Entretanto, a Boémia vai-se industrializando, em especial nas áreas habitadas por alemães, e torna-se a zona mais industrializada do Império Austro-Húngaro. Isso leva ao surgimento de uma importante burguesia liberal e de um forte movimento operário. Este organiza-se no partido social-democrata, que, juntamente com pensadores progressistas, luta pela instauração do sufrágio universal. Em 1907, este é instituído para os homens.

O nascimento e os primórdios da Checoslováquia

A derrota na 1ª guerra mundial leva à desagregação do Império Austro-Húngaro e à criação da Checoslováquia, em finais de 1918, sob a liderança de Tomáš Masaryk, líder do Conselho Nacional Checoslovaco. A independência do novo Estado é reconhecida pela Conferência de Versalhes, em 1919. Para além da Boémia, da Morávia e do extremo sul da Silésia, que integravam o reino da Áustria, o novo país integra a Eslováquia, que fazia parte da Hungria, e, pelo Tratado de Trianon, a Ruténia, no extremo leste, até então igualmente sob domínio húngaro.

A nova república dota-se de um sistema democrático relativamente estável, mas era um Estado plurinacional e isso colocava-lhe vários problemas.
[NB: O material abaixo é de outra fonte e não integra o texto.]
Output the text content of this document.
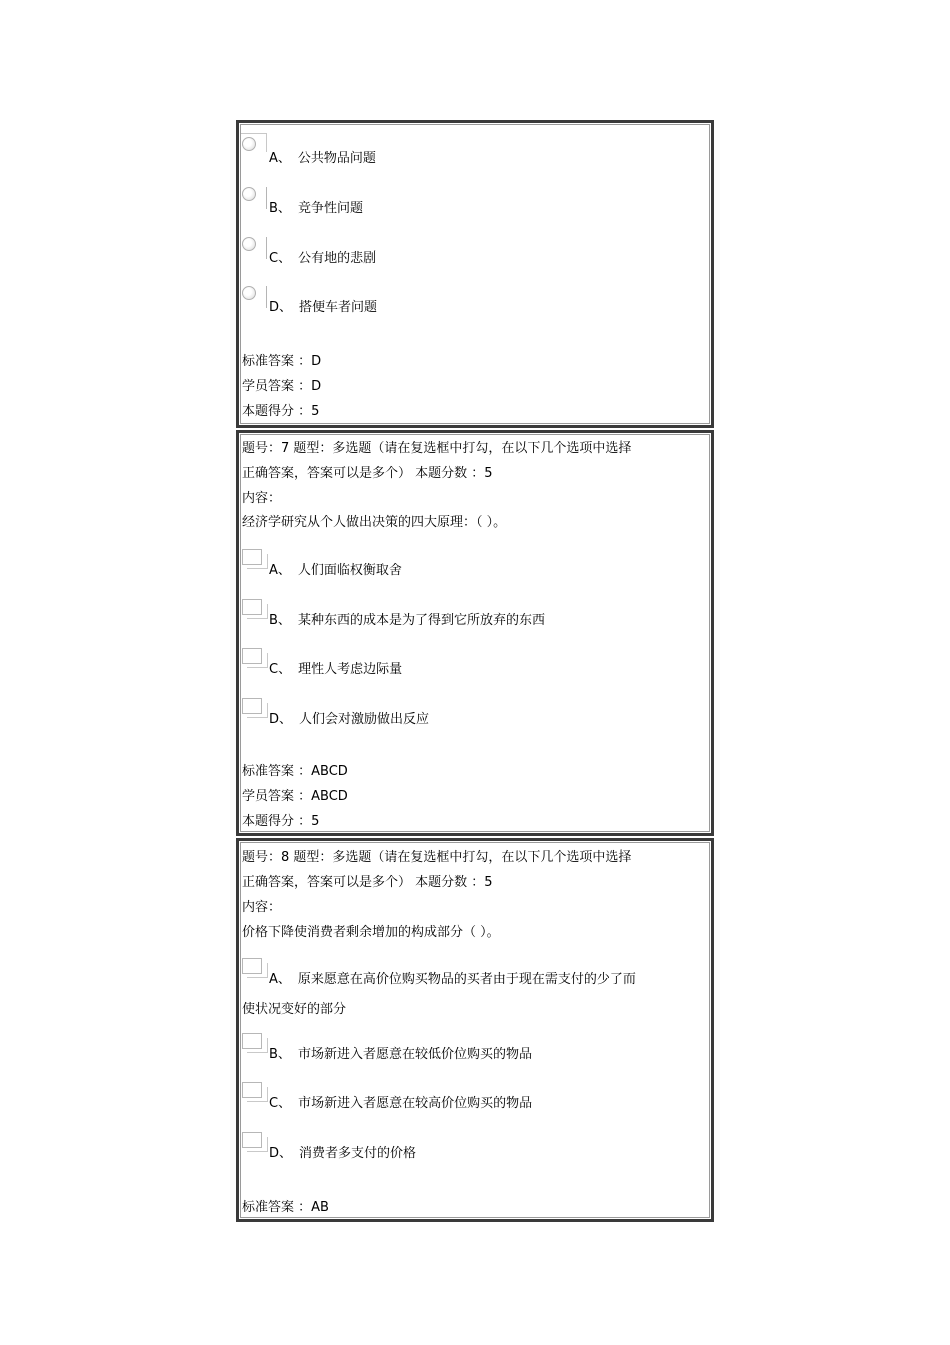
A、 公共物品问题
B、 竞争性问题
C、 公有地的悲剧
D、 搭便车者问题
标准答案 ：D
学员答案 ：D
本题得分 ：5
题号：7 题型：多选题（请在复选框中打勾，在以下几个选项中选择
正确答案，答案可以是多个） 本题分数 ：5
内容：
经济学研究从个人做出决策的四大原理：（ ）。
A、 人们面临权衡取舍
B、 某种东西的成本是为了得到它所放弃的东西
C、 理性人考虑边际量
D、 人们会对激励做出反应
标准答案 ：ABCD
学员答案 ：ABCD
本题得分 ：5
题号：8 题型：多选题（请在复选框中打勾，在以下几个选项中选择
正确答案，答案可以是多个） 本题分数 ：5
内容：
价格下降使消费者剩余增加的构成部分（ ）。
A、 原来愿意在高价位购买物品的买者由于现在需支付的少了而
使状况变好的部分
B、 市场新进入者愿意在较低价位购买的物品
C、 市场新进入者愿意在较高价位购买的物品
D、 消费者多支付的价格
标准答案 ：AB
Dos seus habitantes, as minorias nacionais representavam 1/3 da população: 23,5% a alemã, 5,5% a húngara, 3,5% a ucraniana e 1% a polaca. A isso acresciam as frequentes tensões entre checos e eslovacos: os primeiros, mais ricos, urbanos e laicos; os segundos, mais pobres, rurais e católicos.
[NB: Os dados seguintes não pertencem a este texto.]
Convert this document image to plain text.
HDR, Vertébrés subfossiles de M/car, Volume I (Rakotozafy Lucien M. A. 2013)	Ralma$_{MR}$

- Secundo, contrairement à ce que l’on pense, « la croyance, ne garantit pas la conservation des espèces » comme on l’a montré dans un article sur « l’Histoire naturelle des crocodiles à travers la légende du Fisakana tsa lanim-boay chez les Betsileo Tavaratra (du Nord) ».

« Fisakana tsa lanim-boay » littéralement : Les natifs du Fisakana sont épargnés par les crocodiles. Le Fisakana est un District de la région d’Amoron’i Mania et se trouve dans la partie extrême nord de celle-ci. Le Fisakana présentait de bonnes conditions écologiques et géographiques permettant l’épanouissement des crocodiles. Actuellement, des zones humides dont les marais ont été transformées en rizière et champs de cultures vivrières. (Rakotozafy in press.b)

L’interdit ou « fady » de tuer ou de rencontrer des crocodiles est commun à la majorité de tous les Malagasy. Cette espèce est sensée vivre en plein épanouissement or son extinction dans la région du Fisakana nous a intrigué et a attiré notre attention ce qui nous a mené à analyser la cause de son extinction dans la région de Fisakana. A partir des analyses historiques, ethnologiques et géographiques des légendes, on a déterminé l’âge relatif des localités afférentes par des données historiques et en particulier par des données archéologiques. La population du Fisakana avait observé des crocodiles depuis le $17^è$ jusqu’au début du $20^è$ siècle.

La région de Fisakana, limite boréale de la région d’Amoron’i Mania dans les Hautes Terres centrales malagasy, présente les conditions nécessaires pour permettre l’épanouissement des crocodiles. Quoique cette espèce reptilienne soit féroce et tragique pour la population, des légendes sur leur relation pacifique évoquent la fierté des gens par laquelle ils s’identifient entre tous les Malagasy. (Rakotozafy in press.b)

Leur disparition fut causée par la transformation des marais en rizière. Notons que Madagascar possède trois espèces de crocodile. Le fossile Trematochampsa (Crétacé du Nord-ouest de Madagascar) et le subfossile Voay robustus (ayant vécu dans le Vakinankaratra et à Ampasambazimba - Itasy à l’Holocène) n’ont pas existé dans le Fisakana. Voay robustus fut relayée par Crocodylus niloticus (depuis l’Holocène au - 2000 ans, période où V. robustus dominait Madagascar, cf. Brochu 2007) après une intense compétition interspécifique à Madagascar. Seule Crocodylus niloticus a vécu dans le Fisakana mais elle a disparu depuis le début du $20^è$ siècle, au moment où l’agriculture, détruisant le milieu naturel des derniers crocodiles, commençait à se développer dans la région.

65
Apesar de tudo, o país, que detinha cerca de 80% das indústrias do Império Austro-Húngaro, era, então, o 10º mais industrializado do mundo e apresentava elevados níveis de desenvolvimento económico. Contudo, a maioria das suas indústrias localizava-se nas regiões periféricas da Boémia e da Morávia (designadas genericamente por Sudetas, mesmo as áreas que não se situavam no maciço com esse nome), maioritariamente habitadas pela minoria alemã e eram, em grande parte, detidas por alemães, sendo os seus trabalhadores igualmente germânicos.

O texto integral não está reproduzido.